Needless to say, I can't control everything, but when things go bad, I lose it very quickly
5 - I don't know how much I enjoy long races
At some point on the bike, I realized I don't want to be on a bike for 2 plus hours, and then run another 1.5 hours, not even including the swim. I started to reevaluate my racing and figured I would stick to Olympic Tri's this year. This way, I can do more of them, and recover more quickly and train harder as the months continue. Doing a Half Iron or even Full is a lot of work. I just don't know if I want to do that again this year. Knoxville was a hybrid race with a 40 mile bike and 10 mile run. That was still a bit too long for me. Sticking with Olympic distance for this year might re-energize me for next year and then I'll be able to full train for one.
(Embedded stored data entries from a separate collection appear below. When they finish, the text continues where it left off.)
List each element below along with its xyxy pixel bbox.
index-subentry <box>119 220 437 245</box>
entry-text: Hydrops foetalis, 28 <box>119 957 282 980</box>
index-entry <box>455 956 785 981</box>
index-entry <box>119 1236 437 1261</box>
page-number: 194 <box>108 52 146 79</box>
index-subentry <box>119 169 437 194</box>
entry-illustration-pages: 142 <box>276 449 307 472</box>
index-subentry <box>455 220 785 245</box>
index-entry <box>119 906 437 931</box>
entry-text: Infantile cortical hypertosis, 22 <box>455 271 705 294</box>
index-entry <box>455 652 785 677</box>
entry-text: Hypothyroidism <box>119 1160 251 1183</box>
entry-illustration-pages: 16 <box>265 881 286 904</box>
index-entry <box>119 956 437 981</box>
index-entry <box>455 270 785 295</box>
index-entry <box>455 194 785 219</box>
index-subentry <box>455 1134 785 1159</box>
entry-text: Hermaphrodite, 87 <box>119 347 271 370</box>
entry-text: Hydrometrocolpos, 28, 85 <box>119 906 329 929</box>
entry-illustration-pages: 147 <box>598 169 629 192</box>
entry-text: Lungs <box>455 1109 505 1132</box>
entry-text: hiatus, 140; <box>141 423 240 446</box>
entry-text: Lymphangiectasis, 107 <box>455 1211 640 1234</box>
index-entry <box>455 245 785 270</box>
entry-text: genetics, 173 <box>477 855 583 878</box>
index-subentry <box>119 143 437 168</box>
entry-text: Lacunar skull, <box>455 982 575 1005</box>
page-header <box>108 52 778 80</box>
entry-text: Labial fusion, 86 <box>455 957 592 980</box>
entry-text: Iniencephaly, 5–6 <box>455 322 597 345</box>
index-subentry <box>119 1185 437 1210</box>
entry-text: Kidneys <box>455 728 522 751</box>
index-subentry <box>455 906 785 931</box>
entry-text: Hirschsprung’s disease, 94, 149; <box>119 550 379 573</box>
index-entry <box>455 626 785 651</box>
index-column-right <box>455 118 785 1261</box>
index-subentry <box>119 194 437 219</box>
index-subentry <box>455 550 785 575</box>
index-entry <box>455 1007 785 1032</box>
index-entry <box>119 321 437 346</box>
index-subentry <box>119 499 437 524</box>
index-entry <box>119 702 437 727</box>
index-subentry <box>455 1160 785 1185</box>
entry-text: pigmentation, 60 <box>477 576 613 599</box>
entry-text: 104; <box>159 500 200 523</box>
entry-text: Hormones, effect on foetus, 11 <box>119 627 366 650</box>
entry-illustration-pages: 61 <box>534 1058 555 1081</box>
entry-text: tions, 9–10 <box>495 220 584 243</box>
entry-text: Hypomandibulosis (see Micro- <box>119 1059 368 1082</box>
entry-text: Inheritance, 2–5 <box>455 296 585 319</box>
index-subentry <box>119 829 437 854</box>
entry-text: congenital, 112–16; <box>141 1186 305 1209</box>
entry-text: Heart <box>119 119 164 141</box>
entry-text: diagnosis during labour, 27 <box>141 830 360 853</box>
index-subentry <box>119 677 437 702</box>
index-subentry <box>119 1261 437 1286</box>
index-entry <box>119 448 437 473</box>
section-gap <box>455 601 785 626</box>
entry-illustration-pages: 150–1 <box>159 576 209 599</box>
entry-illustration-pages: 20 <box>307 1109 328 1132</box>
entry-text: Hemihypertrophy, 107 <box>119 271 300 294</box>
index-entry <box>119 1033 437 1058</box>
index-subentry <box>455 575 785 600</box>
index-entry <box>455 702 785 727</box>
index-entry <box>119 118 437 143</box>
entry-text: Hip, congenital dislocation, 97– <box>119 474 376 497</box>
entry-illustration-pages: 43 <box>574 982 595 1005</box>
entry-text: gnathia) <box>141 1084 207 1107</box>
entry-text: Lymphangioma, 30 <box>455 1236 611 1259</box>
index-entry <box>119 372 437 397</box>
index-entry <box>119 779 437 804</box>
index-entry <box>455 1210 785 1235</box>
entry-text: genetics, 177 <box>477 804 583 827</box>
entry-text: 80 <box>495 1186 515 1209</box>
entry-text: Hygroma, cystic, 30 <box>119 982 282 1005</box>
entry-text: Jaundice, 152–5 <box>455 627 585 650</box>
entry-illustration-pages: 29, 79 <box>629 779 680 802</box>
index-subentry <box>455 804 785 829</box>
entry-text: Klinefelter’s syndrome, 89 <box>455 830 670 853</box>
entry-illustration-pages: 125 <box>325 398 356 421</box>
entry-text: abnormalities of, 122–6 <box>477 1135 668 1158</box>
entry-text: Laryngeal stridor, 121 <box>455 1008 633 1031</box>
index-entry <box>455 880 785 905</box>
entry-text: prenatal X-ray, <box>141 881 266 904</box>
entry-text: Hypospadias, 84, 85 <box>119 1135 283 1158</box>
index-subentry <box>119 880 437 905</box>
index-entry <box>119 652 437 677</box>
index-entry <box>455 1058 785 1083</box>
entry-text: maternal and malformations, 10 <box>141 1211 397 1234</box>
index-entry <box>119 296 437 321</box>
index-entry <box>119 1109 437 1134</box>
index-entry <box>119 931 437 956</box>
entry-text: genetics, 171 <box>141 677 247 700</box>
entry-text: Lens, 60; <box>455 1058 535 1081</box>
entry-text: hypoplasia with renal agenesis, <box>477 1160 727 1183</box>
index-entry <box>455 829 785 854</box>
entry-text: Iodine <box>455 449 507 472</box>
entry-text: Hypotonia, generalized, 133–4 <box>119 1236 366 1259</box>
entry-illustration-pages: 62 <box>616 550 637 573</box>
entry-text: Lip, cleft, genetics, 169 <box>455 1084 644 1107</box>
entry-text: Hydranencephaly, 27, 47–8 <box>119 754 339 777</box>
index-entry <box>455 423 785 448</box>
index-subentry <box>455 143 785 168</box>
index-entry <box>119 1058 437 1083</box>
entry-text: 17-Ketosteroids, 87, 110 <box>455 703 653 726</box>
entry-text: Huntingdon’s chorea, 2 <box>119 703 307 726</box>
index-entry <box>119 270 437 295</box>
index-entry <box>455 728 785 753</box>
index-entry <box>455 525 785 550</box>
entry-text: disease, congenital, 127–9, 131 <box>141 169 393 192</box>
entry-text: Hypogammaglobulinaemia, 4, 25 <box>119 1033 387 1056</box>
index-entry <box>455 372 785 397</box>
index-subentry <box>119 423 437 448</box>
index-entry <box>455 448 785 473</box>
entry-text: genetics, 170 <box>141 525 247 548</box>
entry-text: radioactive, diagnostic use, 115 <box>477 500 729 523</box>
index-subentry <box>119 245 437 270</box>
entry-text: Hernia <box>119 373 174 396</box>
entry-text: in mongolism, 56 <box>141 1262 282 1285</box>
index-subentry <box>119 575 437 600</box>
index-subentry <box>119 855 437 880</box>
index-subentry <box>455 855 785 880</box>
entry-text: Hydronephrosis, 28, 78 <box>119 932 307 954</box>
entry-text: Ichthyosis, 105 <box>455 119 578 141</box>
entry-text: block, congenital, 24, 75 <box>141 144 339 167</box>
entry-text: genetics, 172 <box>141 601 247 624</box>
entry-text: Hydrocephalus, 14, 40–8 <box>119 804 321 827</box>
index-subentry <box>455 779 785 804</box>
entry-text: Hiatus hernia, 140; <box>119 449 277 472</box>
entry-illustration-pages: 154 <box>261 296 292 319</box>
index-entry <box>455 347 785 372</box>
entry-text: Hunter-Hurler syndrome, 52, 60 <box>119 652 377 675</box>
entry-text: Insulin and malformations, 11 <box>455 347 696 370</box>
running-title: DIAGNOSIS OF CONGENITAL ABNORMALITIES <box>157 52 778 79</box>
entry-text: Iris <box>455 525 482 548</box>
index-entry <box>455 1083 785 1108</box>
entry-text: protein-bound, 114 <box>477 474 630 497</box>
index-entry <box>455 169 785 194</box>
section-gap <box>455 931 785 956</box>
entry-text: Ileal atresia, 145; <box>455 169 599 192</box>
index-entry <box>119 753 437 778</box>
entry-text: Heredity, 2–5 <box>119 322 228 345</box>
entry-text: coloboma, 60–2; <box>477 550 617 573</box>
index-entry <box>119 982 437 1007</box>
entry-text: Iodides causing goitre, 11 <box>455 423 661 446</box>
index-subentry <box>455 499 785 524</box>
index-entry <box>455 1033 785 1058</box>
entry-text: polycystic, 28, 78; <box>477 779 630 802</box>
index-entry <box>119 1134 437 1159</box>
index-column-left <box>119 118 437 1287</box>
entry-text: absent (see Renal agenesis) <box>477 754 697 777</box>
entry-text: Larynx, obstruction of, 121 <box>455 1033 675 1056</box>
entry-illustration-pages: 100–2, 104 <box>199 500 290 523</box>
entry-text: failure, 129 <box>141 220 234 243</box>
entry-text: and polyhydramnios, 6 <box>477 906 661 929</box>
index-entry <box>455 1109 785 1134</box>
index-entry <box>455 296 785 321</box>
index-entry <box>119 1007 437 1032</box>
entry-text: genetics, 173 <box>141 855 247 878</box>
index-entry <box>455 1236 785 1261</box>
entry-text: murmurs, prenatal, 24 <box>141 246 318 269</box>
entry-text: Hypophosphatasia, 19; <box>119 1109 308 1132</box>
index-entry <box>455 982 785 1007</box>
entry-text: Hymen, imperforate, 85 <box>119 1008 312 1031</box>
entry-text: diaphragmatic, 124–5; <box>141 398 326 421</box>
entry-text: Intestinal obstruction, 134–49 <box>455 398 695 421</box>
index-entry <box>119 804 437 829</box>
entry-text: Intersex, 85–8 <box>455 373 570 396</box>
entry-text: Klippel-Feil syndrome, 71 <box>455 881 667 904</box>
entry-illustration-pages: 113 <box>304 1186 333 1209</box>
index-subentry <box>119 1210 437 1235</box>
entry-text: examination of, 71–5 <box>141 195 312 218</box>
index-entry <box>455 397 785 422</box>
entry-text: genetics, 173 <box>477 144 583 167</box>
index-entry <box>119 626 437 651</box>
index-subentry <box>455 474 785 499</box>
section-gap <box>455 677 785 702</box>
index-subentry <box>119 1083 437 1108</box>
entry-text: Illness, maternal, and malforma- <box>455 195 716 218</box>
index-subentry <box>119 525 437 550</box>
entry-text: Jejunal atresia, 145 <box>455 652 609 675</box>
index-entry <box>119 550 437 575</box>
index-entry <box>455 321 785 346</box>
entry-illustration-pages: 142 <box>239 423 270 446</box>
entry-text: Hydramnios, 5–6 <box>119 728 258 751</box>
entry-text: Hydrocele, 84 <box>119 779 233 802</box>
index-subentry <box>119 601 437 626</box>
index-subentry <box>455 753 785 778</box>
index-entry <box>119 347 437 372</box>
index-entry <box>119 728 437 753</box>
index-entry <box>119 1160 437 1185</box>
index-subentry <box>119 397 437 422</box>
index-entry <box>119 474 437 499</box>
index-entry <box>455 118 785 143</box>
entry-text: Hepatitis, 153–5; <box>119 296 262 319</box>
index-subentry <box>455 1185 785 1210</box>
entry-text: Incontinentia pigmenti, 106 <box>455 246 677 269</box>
Plus the Half Iron that I was planning on doing is in September, and I'm doing the NYC Marathon this year 2 months after so it would be a hard turn around for training to pull that off. I think I'll stick to the shorter, faster races where I can really see what I can do there
I know I learned a lot more than this, but these are probably the most important that hit me and I wanted to share them. I think it's good to have take aways from every race, even the bad ones. I definitely learned more in this race than I have in any other that I have ever done.